Bei klassischen Agrar-Produkten wie Getreide, Mais und Soja, die an der Börse gehandelt werden, werden die Preise volatil bleiben. Darum investieren wir in den Handel mit Spezialitäten wie zum Beispiel Hopfen, Biogetreide, Obst und Fruchtgemüse. Unsere internationale Ausrichtung und eine starke Diversifizierung bei den von uns gehandelten Gütern helfen uns, Risiken zu minimieren.
BayWa kommen einige Trends (Wachstum der Weltbevölkerung, höherer Fleischkonsum) zugute. Wie wollen Sie von diesen Trends profitieren?

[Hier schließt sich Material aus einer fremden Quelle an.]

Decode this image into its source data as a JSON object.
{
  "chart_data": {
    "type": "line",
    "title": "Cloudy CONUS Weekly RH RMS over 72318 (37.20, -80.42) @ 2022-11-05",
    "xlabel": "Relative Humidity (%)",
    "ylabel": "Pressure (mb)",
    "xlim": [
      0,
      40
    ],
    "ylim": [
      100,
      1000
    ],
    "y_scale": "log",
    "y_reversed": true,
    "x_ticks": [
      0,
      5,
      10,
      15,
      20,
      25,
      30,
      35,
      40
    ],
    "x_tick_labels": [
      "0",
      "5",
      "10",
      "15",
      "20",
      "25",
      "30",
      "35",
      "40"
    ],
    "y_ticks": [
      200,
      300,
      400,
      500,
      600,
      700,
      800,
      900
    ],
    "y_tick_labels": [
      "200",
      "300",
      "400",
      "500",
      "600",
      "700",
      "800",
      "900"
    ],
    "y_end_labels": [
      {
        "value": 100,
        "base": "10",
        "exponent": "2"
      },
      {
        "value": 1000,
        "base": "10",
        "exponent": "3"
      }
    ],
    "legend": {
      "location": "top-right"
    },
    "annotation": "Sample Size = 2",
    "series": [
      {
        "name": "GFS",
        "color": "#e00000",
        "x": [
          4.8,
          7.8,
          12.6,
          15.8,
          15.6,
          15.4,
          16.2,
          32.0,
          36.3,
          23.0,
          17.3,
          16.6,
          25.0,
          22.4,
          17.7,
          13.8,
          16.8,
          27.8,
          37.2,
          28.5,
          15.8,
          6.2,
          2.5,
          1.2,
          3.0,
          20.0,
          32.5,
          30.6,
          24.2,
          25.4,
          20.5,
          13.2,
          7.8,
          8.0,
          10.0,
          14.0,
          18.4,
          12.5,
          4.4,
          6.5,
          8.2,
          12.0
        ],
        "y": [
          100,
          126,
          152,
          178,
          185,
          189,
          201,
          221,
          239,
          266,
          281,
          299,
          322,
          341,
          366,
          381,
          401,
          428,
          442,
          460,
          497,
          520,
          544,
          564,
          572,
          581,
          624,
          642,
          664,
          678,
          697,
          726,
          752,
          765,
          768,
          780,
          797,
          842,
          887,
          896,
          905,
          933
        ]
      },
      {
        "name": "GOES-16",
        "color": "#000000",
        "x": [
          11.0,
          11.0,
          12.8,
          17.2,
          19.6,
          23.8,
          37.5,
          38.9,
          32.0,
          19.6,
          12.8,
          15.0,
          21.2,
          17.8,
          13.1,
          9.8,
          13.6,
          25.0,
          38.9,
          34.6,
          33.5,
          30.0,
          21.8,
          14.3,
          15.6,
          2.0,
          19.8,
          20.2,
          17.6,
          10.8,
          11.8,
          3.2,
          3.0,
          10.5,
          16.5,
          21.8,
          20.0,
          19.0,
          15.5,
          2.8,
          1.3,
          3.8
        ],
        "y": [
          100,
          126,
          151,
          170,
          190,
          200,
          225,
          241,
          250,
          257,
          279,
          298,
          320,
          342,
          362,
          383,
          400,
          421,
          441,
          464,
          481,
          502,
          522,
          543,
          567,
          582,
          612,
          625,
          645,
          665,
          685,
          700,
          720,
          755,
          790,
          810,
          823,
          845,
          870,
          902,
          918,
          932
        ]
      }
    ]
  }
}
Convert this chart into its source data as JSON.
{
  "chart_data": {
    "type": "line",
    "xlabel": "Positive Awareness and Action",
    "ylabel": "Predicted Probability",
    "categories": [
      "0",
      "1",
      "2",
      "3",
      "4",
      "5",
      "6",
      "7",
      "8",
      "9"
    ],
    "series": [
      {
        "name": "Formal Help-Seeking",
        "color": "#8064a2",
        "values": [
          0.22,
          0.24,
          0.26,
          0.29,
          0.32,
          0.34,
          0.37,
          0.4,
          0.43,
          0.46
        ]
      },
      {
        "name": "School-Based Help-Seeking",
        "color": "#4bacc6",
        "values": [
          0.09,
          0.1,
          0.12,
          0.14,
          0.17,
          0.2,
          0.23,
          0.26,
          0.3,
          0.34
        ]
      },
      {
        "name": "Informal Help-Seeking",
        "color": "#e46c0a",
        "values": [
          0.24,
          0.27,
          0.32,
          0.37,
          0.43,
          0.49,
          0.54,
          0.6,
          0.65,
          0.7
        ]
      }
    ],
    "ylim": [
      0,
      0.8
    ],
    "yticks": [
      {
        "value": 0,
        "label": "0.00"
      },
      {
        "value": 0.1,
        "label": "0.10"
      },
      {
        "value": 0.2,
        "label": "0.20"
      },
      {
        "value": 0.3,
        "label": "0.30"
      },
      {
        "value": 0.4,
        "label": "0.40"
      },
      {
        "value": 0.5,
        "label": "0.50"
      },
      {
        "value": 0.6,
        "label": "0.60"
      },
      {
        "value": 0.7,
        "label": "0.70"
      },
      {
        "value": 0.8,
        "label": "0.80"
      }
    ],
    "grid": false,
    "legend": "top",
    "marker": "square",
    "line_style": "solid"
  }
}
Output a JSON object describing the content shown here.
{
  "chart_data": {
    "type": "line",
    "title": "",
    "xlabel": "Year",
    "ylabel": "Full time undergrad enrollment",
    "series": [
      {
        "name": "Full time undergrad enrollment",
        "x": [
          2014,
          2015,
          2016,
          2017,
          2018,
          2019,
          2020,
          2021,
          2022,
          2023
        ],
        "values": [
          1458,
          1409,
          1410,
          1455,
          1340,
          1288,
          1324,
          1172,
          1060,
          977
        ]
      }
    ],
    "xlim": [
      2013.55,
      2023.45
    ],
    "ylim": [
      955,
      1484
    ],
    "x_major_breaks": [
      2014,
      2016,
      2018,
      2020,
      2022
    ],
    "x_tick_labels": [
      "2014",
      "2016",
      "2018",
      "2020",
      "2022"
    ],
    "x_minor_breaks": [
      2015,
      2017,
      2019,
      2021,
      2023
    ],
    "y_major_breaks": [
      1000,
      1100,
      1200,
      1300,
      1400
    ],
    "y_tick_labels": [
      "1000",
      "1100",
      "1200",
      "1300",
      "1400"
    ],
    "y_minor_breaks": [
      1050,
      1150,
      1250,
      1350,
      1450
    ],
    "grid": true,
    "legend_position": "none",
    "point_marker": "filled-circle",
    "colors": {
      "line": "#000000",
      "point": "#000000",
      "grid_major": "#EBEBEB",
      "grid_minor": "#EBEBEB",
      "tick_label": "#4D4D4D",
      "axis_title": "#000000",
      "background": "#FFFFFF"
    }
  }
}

Das prognostizierte Wachstum der Weltbevölkerung steht einem Rückgang an verfügbarer Ackerfläche gegenüber. Umwelt- und Klimaschutz sowie eine nachhaltige Produktion gewinnen immer mehr an Bedeutung. Damit steigt der Effizienzdruck für die Landwirte. Um mit der Entwicklung Schritt halten zu können, müssen sie ihre Betriebsprozesse optimieren und Kosten senken. Die Digitalisierung bietet hier Chancen, ist für viele Betriebe aber gleichzeitig eine Herausforderung. Für die BayWa ist deshalb die Digitalisierung ein Thema, das wir stark vorantreiben, denn hier liegen große Geschäftschancen für uns, da wir uns zum Beispiel auch herstellerunabhängig aufstellen. Schon heute bieten wir Landwirten ganzheitliche Lösungen an, die ihnen die Arbeit erleichtern, Betriebsmittel sparen und die Effizienz verbessern.